Brickman hits $104m for Fund VI

The New York real estate specialist's previous private debt fund closed on $225m in 2010. 

Brickman has raised at least $103.5 million for its sixth fund, according to a Form D filed with the US Securities and Exchange Commission. The filing did not disclose a target for Fund VI.

Brickman invests in performing, sub-performing and non-performing debt, distressed properties and value-added properties, according to its website, typically in major markets such as Boston, New York City and Washington, DC. The firm typically provides $5 million to $25 million per investment and targets returns in the mid-to-high teens.

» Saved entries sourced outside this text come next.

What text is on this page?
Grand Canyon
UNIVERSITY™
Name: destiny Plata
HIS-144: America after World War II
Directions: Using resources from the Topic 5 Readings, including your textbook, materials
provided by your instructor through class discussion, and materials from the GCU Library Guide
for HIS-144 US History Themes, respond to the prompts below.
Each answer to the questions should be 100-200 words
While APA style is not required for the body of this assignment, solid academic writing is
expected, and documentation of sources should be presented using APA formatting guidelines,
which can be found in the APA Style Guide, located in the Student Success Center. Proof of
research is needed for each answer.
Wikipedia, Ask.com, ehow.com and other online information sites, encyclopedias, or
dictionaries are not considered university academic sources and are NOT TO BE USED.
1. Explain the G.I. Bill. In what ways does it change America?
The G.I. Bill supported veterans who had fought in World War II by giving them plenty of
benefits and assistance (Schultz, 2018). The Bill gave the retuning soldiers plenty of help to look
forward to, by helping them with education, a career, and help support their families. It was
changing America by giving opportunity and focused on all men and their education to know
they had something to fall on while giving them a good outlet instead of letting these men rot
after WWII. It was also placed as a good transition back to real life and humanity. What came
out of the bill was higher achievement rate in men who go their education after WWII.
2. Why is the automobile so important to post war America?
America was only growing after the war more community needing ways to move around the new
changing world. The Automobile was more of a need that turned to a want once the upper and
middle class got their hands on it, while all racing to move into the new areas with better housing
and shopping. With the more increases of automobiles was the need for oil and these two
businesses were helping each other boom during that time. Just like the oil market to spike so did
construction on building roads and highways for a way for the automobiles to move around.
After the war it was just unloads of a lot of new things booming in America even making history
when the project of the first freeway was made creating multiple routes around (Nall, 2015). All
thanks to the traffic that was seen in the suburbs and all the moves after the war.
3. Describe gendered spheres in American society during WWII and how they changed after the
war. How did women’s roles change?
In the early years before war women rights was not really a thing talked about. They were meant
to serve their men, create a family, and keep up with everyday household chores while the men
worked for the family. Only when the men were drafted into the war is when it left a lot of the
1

The firm closed its fifth fund in 2010 with approximately $225 million in capital commitments. Brickman’s website describes that vehicle’s strategy as being “value-added debt/distressed”. Through the first quarter or 2013, Fund V’s assets included three equity investments and four debt investments, which included mezzanine loans and senior loans on office and residential properties. 

Laura Godfrey Guttman, who heads the firm’s investor relations effort, had not responded to a request for comment at press time.

Brickman was founded in 1992 by Bruce Brickman and Kathy Corton. As of 31 December, 2012, Brickman had invested $3.4 billion across 78 opportunistic, value-added, core-plus, debt and equity investments.